6 Best Dads in the Animal Kingdom
Most women would love for their husband or boyfriend to pick up the slack at home and with the kids. Well, if Dad needs some inspiration, he can look to these examples of doting dads in the animal kingdom.
The male seahorse has been long touted as nature’s most motherly male-embryos grow inside his brood pouch for up to a month, then he squeezes them out of his swollen abdomen. But they’re not the only example of dedicated dads in the animal kingdom.
Darwin’s rhea-an ostrich-type bird in South America-does an elaborate dance, running about flapping its large flightless wings, to attract a female near the nest he’s built. After she drops an egg he chases her off and rolls the egg gently home, where he guards it without sleeping more than two minutes at a time. Once the eggs hatch, this usually silent bird whistles to keep in contact with his youngsters and will even adopt strays. Usually a gentle giant, during the six months it takes for his brood to mature, he protects them aggressively: Some say the rhea rushes men on horseback, and even challenges small airplanes.

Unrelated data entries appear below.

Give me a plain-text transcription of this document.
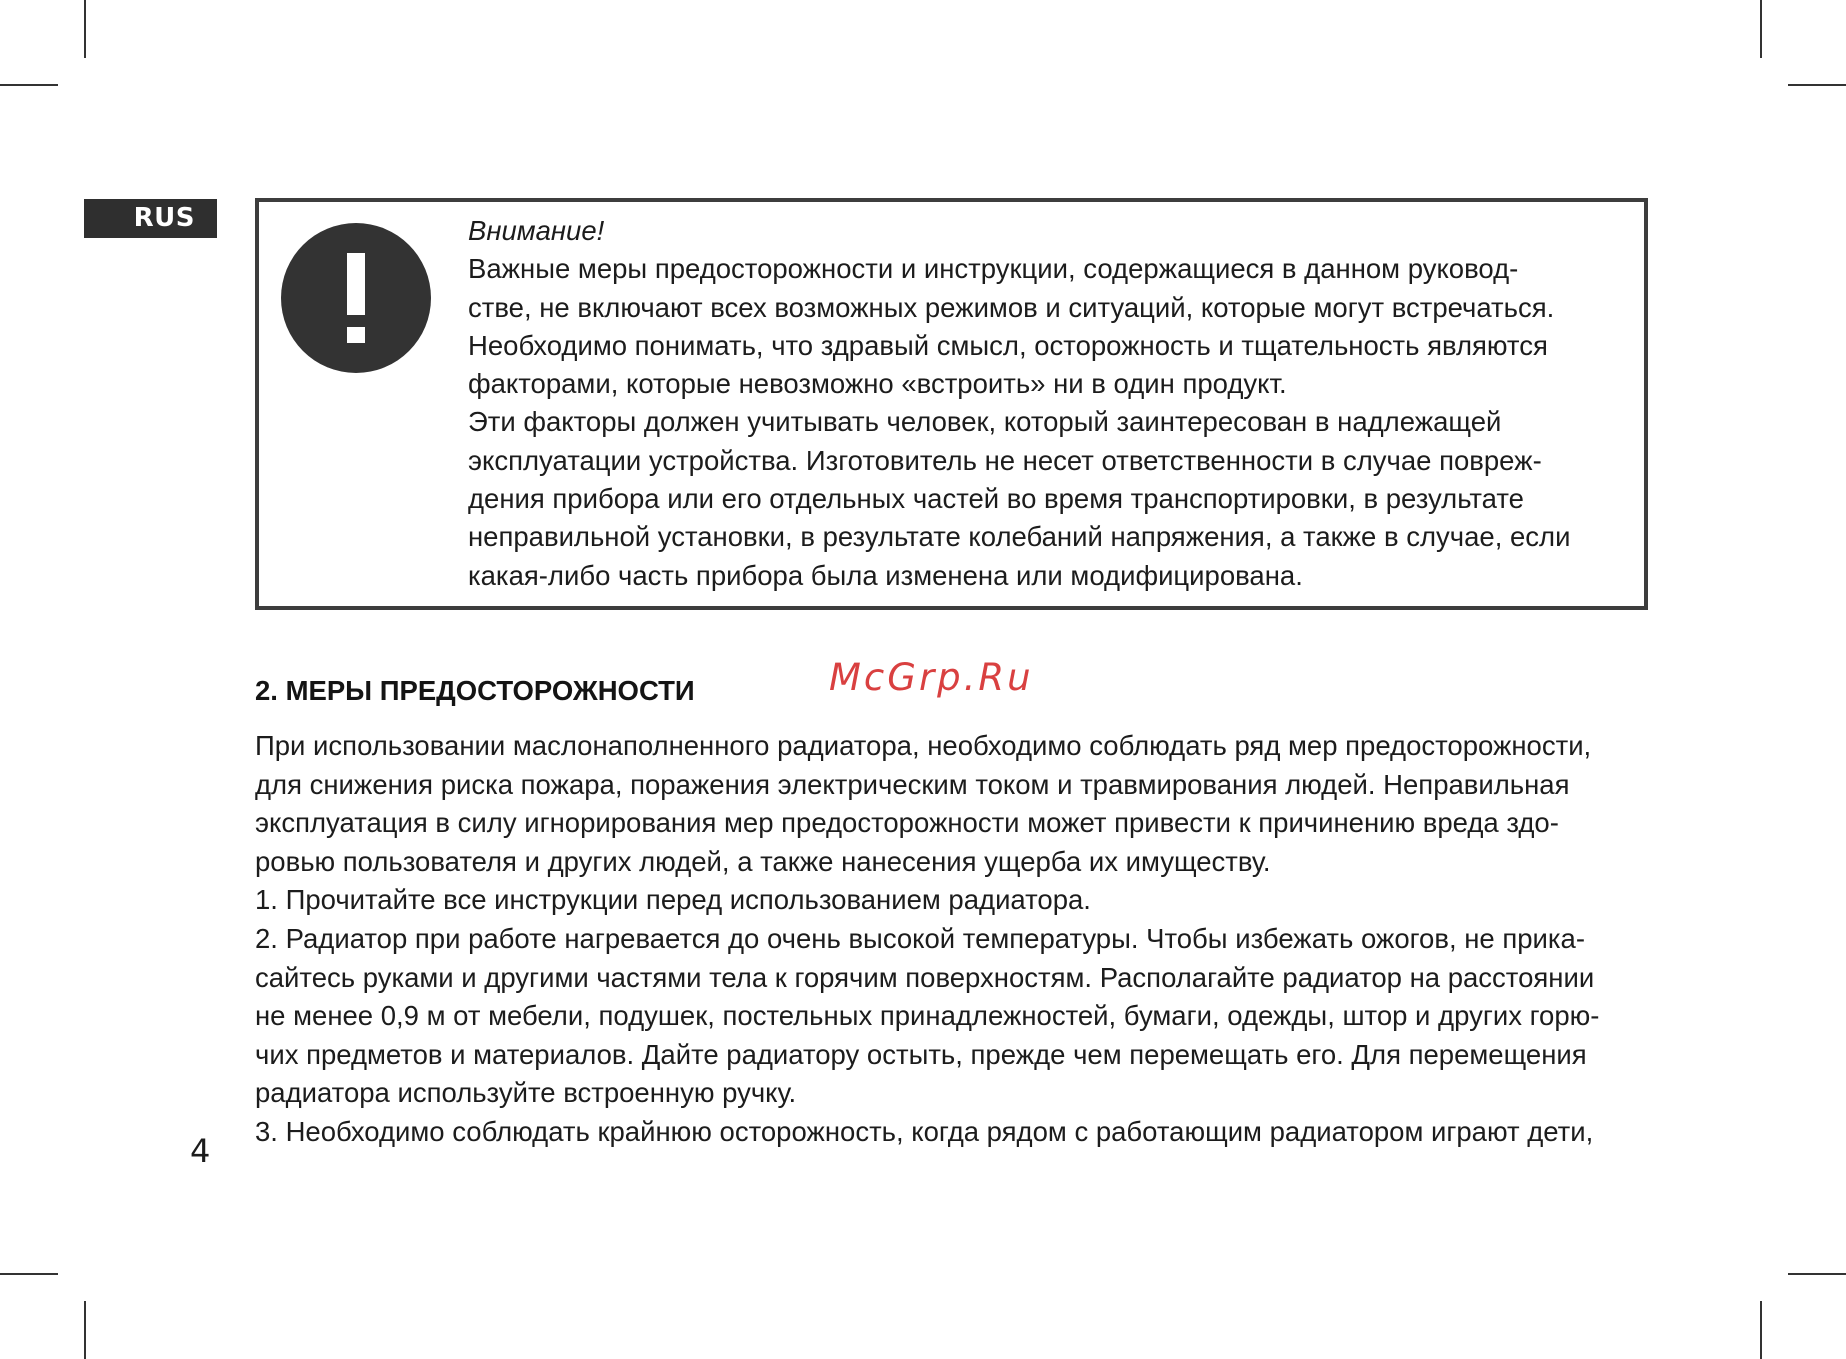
RUS	Внимание!
Важные меры предосторожности и инструкции, содержащиеся в данном руковод-
стве, не включают всех возможных режимов и ситуаций, которые могут встречаться.
Необходимо понимать, что здравый смысл, осторожность и тщательность являются
факторами, которые невозможно «встроить» ни в один продукт.
Эти факторы должен учитывать человек, который заинтересован в надлежащей
эксплуатации устройства. Изготовитель не несет ответственности в случае повреж-
дения прибора или его отдельных частей во время транспортировки, в результате
неправильной установки, в результате колебаний напряжения, а также в случае, если
какая-либо часть прибора была изменена или модифицирована.
2. МЕРЫ ПРЕДОСТОРОЖНОСТИ	McGrp.Ru
При использовании маслонаполненного радиатора, необходимо соблюдать ряд мер предосторожности,
для снижения риска пожара, поражения электрическим током и травмирования людей. Неправильная
эксплуатация в силу игнорирования мер предосторожности может привести к причинению вреда здо-
ровью пользователя и других людей, а также нанесения ущерба их имуществу.
1. Прочитайте все инструкции перед использованием радиатора.
2. Радиатор при работе нагревается до очень высокой температуры. Чтобы избежать ожогов, не прика-
сайтесь руками и другими частями тела к горячим поверхностям. Располагайте радиатор на расстоянии
не менее 0,9 м от мебели, подушек, постельных принадлежностей, бумаги, одежды, штор и других горю-
чих предметов и материалов. Дайте радиатору остыть, прежде чем перемещать его. Для перемещения
радиатора используйте встроенную ручку.
3. Необходимо соблюдать крайнюю осторожность, когда рядом с работающим радиатором играют дети,
4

Using sticky secretions from his own kidneys, the male stickleback river fish is a meticulous nest architect. He has been known to back up, stare at the nest, then swim over with a stick or two, spitting them carefully into place. His detailed preparations lay the groundwork for layers of eggs deposited by successive females. This devoted dad inspects his clutch constantly, removing eggs that die, fanning to aerate the rest. Once the eggs have hatched, he spends up to a week rounding up wanderers in his mouth and popping them back into the safety of his nest.
There’s no more fun-loving dad than the red fox. The paternal bond is cemented early in life when the male hustles to nourish his offspring by bringing his vixen food every four to six hours while she’s nursing. Once the youngsters are mobile, dad shows great excitement, playing with them endlessly for their first three months. Then he turns teacher, lightly burying food under leaves and twigs and sending the pups out to find it, to develop their foraging skills.
Overburdened Old Man
The giant water bug literally shoulders full responsibility for his enormous brood. A female affixes 150 or more eggs to the fellow’s broad back before scooting off. He totes the clutch around for a few weeks, doing deep-knee bends to aerate them, sitting occasionally on the surface of the water to dry them in order to get rid of parasites, and staying on the move to keep the eggs safe from predators. His load triples in size before hatching, and he’ll fast the last few days to avoid inadvertently eating his young. Once free from responsibility, he kicks the pods off his back and readies to load up with more.
Imagine being immobilized, not eating, for your wife’s entire pregnancy. That is essentially what the Emperor penguin does. Dad places the newly-laid egg on his feet, covers it with a warm fold of bare flesh, and stands still throughout the most bitter part of the Antarctic winter. Sixty-five days later, when his mate returns, he deftly transfers the precious bundle to mom within 10 seconds, then heads out to feed. The chick hatches within days. Food is so far from their breeding grounds that mom and dad will manage only a combined 15 meals until the chick is self-sufficient enough to join them in the hunt for fish, squid and crustaceans.